This series is largely inspired by my need to make periodic disclaimers. For all my often apparently unequivocal pronouncements regarding the character of Zhuangzi’s Daoism, I wish to make clear that I do not believe I or anyone else can be sure of what we speak. This, I believe, is precisely how Zhuangzi would have had it. (Here I go again.) This is his whole point. Depend on nothing. Release into not-knowing. Live life as it manifests in you, not as you might otherwise wish it to be. Add nothing to the process of life. Don’t flee from the actual experience of being human, but rather make creative use of it. Let your inherent adriftedness be an occasion for your wandering, rather than for clinging to chimeric moorings.

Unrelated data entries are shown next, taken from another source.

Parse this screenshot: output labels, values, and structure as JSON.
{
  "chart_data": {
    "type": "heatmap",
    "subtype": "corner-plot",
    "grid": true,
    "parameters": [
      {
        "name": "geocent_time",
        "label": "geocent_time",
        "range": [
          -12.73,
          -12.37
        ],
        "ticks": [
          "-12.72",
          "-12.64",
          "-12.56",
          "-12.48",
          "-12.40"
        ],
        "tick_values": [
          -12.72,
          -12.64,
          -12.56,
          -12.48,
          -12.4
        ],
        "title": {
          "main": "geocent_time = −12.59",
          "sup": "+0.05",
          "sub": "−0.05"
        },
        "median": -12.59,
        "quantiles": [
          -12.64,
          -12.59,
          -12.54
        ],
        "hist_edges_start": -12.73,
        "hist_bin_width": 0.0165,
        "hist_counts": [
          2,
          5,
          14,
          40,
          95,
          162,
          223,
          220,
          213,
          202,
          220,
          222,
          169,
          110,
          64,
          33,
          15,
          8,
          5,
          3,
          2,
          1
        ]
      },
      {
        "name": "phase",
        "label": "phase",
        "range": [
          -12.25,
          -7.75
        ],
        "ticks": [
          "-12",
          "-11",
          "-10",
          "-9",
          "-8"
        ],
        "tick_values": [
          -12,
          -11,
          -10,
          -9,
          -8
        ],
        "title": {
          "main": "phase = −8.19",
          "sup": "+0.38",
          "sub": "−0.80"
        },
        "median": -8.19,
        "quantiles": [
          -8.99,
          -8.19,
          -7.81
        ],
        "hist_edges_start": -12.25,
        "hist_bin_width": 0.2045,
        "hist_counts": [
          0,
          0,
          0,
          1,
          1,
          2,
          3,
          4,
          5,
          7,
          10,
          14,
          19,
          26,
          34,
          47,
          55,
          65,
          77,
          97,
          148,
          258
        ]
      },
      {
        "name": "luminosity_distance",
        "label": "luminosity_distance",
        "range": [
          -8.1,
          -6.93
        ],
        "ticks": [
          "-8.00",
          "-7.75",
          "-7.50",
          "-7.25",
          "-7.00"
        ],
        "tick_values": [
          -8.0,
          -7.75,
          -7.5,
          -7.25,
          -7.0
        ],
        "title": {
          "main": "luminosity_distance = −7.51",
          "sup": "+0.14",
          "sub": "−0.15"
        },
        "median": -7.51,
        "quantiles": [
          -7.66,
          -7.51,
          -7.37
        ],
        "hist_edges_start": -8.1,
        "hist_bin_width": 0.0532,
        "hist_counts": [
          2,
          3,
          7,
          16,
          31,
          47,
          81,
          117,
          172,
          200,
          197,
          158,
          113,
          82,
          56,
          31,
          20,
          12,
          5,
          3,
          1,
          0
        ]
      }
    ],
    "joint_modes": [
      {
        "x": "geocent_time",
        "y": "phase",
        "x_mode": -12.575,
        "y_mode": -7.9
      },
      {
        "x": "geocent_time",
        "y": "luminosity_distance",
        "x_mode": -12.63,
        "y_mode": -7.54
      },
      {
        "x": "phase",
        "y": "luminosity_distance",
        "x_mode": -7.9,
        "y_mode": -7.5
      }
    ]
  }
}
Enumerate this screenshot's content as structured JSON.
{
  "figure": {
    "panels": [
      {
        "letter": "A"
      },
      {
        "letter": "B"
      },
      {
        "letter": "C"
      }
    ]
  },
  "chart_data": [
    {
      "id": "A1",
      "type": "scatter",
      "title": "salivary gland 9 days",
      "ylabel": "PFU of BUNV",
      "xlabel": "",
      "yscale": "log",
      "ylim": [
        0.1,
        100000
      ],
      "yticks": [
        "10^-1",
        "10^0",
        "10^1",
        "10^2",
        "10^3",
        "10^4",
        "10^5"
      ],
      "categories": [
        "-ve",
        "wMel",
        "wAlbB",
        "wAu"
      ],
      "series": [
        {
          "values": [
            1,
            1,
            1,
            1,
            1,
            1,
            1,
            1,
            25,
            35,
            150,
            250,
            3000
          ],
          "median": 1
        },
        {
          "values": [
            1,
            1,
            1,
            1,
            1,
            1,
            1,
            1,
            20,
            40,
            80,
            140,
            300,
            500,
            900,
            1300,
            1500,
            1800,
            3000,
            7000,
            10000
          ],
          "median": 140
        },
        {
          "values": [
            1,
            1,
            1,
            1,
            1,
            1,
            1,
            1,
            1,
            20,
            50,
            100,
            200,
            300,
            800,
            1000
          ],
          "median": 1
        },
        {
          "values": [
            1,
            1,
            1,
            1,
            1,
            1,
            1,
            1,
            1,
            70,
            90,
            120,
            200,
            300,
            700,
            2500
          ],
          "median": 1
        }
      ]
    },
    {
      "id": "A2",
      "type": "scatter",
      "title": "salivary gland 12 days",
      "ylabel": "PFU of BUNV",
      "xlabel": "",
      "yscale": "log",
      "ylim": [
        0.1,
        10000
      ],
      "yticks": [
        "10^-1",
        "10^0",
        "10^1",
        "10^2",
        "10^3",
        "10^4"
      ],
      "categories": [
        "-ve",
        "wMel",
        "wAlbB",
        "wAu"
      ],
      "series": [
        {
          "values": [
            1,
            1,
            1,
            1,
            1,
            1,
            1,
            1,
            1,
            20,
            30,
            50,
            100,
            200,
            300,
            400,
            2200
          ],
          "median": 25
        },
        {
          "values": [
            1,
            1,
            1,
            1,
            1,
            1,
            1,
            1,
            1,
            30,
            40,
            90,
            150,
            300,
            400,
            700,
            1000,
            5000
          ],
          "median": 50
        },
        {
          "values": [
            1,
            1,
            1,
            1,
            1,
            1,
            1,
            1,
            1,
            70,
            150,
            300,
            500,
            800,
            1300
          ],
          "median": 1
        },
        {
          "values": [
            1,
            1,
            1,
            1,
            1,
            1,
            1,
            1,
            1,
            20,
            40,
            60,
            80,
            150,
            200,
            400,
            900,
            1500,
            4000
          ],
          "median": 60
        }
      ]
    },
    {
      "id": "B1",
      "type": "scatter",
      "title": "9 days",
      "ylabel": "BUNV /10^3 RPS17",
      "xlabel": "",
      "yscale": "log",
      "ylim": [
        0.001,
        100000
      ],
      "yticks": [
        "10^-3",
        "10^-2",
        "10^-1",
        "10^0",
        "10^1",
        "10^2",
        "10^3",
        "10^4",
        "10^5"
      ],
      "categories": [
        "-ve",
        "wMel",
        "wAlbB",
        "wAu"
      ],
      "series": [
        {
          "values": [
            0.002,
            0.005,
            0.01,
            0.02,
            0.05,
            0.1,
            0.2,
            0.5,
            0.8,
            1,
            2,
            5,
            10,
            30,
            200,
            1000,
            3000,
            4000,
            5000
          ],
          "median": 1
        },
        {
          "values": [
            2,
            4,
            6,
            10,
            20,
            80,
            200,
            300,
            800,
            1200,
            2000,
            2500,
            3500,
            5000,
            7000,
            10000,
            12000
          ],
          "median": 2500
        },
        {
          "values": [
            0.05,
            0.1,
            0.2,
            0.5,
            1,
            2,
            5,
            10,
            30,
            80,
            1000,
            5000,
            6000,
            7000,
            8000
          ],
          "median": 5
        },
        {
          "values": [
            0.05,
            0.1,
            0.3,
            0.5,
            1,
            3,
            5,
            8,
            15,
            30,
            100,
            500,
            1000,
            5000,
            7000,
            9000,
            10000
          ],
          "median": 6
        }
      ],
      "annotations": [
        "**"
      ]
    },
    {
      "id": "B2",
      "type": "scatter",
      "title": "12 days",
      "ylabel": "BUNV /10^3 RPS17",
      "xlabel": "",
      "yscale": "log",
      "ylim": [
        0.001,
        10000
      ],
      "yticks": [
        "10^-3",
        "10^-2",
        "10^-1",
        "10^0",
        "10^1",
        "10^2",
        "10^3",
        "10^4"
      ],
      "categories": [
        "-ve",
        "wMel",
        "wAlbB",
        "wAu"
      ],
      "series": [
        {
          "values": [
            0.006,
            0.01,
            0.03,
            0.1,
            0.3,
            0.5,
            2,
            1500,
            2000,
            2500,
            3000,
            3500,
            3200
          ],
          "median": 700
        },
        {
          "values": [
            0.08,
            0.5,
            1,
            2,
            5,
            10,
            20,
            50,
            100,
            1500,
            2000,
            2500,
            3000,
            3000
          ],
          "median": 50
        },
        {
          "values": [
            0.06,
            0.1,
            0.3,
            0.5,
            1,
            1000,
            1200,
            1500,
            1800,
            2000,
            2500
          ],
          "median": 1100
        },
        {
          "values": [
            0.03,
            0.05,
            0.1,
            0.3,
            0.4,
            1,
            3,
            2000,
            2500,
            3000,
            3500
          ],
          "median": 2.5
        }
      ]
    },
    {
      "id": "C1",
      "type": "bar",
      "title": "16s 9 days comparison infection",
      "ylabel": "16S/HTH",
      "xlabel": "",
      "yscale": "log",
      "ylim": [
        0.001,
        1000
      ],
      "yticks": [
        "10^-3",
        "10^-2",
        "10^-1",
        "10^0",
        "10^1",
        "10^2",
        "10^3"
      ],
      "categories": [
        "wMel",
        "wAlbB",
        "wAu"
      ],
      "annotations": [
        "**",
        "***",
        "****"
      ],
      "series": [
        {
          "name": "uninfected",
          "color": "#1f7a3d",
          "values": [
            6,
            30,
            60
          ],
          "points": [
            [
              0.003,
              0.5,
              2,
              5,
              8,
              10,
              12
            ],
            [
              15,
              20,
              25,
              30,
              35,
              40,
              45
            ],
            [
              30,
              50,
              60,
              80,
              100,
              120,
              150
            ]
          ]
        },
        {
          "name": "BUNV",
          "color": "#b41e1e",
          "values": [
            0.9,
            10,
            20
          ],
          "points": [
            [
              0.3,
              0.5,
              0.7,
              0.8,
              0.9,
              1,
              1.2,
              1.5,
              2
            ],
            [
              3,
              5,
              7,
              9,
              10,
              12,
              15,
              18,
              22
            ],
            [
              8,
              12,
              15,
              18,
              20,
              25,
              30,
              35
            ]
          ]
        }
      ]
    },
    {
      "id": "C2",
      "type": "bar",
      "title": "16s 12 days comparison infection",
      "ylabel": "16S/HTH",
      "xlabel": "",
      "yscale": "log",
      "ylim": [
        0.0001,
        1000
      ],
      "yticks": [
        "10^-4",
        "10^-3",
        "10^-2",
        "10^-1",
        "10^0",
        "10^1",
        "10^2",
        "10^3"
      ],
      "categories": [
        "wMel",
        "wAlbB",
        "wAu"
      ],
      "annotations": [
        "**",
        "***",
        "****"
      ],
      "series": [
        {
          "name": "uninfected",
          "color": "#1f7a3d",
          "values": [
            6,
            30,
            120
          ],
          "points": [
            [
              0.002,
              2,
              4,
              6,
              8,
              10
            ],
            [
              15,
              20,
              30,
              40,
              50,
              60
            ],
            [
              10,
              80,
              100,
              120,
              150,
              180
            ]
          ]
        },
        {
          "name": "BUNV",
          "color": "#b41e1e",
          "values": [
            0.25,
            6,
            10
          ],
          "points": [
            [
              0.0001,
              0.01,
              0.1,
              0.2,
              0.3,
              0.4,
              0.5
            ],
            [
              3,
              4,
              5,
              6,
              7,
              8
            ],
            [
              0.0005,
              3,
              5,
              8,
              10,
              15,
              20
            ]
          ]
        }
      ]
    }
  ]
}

Do this. Or don’t. It doesn’t matter all that much. All is well in any case. Isn’t it? It is or it isn’t. But from the cosmic perspective it is whether it is or it is not. Isn’t it?

Every presentation of Daoism, at least of the philosophic variety, is a new philosophical Daoism. There is no such thing as a fixed definition and experience of Daoism. Why would we wish it to be otherwise? Why would we wish to follow rather than to lead? Because, unless we are self-deceived, we know we can only lead ourselves, and that is a lonely experience. Why would we wish to believe in the already-fixed rather than to create anew? Because, unless we are delusional, we know that whatever we create is as ridiculously tenuous as we know ourselves to be. It’s so much easier and more comforting to abrogate responsibility to external authorities which somehow escape the scrutiny of doubt.

Then there is the problem of personal reality. I realize little of my own blabber. But surely the blabbering sages realized their own blabber. That’s why they’re sages, right? We can believe that what we believe is real, because we believe that it was real for someone else. This is called begging the question, placing the conclusion in the premise. Sages exist because they say they do (and sages don’t lie)—or more sagaciously, someone else says they do.

“The ancients called this, ‘fleeing from the Lord’s dangle’.” I call it fleeing from your real experience. Whether there actually are or were sages who realized their own blabber, we live more authentically when we leave the question moot.